Ela também se levantou e ficou de frente para ele.

- Não se desculpe, pra ser sincera – ela hesitou e mordeu o lábio inferior pensando no que diria a seguir – eu não estou aqui por causa da bateria.

Ele deu um passo para frente para ficar mais perto dela e fitou em silêncio, deslizou a ponta dos dedos pela extensão de seu braço e segurou seu rosto com as mãos, que estavam um pouco geladas, mas não tremiam.

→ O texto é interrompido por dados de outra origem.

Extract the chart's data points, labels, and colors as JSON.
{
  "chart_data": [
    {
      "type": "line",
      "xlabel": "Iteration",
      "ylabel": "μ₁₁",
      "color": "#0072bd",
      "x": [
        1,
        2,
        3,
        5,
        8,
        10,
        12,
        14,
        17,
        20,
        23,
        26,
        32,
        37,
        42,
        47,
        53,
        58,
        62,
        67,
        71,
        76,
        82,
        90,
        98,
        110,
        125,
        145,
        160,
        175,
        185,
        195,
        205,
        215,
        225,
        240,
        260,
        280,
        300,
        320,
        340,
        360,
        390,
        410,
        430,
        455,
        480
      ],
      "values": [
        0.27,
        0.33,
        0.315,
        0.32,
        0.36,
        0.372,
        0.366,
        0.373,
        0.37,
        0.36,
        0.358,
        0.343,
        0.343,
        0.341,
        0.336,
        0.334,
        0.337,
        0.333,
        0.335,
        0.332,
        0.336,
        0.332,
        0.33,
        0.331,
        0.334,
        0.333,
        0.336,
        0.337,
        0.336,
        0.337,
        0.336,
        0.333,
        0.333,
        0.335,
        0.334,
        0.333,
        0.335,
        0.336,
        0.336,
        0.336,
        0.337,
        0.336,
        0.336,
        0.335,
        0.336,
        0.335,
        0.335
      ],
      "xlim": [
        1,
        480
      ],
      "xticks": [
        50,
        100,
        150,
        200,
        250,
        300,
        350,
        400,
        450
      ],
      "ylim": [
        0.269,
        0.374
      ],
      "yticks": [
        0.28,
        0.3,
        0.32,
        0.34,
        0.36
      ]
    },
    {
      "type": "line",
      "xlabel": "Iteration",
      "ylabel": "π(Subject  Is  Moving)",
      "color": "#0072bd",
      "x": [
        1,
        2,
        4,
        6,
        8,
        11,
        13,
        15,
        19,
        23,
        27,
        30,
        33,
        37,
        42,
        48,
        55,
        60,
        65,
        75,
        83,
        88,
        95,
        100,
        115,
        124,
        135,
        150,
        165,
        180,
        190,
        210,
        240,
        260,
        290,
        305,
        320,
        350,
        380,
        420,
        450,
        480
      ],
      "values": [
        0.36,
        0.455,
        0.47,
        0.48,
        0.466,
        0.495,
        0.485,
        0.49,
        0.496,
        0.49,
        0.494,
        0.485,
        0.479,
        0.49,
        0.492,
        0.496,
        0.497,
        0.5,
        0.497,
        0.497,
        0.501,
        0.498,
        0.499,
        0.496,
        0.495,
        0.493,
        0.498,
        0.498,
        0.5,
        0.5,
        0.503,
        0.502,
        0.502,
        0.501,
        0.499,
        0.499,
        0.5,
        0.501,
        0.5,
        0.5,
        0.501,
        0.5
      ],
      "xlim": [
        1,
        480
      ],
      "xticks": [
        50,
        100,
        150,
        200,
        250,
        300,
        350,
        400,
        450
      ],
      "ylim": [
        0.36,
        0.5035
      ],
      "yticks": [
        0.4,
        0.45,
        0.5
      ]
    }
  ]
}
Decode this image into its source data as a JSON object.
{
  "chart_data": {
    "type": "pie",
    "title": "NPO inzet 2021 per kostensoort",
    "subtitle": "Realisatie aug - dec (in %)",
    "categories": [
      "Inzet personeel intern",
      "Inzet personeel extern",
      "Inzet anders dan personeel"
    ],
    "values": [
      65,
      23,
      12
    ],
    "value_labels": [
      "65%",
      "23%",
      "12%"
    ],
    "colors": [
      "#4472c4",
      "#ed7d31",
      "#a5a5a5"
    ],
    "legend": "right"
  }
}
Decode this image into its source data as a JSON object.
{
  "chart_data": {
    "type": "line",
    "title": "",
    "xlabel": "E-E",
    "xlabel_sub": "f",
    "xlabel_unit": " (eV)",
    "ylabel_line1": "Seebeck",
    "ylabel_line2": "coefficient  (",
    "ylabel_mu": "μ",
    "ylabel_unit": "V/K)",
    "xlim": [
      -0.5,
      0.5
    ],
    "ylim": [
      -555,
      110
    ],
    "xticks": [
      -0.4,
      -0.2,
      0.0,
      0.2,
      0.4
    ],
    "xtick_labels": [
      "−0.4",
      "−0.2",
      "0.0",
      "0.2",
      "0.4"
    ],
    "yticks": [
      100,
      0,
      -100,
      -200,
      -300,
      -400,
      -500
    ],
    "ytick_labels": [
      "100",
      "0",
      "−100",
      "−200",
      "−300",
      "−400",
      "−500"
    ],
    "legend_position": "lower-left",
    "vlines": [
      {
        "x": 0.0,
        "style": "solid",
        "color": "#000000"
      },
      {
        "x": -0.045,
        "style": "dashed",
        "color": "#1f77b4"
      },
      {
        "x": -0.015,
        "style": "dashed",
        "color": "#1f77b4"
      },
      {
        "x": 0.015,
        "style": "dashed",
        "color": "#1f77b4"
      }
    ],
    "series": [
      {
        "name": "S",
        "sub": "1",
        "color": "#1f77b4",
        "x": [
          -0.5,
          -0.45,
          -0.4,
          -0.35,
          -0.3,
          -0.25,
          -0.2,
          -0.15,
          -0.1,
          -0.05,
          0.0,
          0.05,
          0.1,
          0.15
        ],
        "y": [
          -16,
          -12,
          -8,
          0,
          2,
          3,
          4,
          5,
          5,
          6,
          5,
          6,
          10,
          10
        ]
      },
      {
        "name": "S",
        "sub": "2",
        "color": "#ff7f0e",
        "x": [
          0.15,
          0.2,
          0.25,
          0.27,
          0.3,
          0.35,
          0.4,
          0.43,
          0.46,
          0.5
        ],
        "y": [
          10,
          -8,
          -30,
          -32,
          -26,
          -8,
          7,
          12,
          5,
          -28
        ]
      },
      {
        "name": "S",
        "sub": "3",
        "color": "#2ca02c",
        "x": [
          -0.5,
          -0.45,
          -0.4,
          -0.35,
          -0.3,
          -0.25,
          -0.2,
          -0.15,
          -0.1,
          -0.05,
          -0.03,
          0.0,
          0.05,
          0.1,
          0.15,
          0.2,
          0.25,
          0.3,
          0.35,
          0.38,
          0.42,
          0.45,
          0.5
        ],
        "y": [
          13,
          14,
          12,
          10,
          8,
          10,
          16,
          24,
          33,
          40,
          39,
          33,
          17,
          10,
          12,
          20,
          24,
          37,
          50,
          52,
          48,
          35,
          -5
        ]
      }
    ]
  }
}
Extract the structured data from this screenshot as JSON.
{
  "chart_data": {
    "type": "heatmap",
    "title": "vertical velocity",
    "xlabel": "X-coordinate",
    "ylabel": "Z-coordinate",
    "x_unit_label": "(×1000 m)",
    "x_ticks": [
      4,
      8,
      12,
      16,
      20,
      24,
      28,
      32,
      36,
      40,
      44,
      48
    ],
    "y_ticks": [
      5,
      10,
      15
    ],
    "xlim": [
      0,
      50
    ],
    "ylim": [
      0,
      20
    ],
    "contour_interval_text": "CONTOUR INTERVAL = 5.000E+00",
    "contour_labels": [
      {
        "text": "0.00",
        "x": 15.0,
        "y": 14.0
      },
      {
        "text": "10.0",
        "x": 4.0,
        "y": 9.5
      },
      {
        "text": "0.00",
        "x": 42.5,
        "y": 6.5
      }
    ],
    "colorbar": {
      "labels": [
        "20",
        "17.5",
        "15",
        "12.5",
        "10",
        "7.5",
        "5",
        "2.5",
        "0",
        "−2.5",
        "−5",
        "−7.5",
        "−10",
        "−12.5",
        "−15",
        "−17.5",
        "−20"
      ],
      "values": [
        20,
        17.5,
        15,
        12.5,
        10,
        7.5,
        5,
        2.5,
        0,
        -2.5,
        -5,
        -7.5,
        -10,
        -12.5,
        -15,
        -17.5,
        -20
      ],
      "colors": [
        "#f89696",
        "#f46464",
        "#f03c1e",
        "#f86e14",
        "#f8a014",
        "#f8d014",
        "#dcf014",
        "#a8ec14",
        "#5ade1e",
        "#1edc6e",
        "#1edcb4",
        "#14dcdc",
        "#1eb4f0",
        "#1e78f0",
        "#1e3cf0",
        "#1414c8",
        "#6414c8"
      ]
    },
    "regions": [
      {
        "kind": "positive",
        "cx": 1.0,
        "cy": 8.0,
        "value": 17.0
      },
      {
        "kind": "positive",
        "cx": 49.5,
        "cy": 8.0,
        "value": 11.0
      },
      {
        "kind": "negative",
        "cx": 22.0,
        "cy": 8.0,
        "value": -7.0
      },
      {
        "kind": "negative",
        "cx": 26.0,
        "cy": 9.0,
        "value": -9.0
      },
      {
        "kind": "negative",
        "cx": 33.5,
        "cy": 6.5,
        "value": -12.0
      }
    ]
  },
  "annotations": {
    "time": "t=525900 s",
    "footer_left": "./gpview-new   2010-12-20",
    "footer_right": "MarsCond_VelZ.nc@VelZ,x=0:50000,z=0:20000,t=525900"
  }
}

- Que bom, por que eu sou um péssimo professor.

Ela fechou os olhos e ele logo encostou os lábios no dela, ela entrelaçou os dedos nos cabelos meio comprido dele e ele a puxou mais para si, ambos estavam em completo êxtase.

Quando se separaram sem ar, ele tinha o olhar um pouco triste.

- O que foi Rob?

- Você tem certeza que quer se meter comigo? Eu posso não ser o melhor pra você.

- Do que você está falando?

- Eu não sou tão retardado quanto imagina – ele deu um sorriso um pouco pesaroso – minha vida pode ser cheia de problemas.

Kady sorriu complacente.

- Por algum motivo, eu estou ainda mais curiosa pra conhecer você.

Ele riu e a puxou para perto dele mais uma vez.

- Okay, mas depois não diga que eu não avisei.

E então eles dois se entregaram em um beijo urgente, que Kady sonhara durante anos.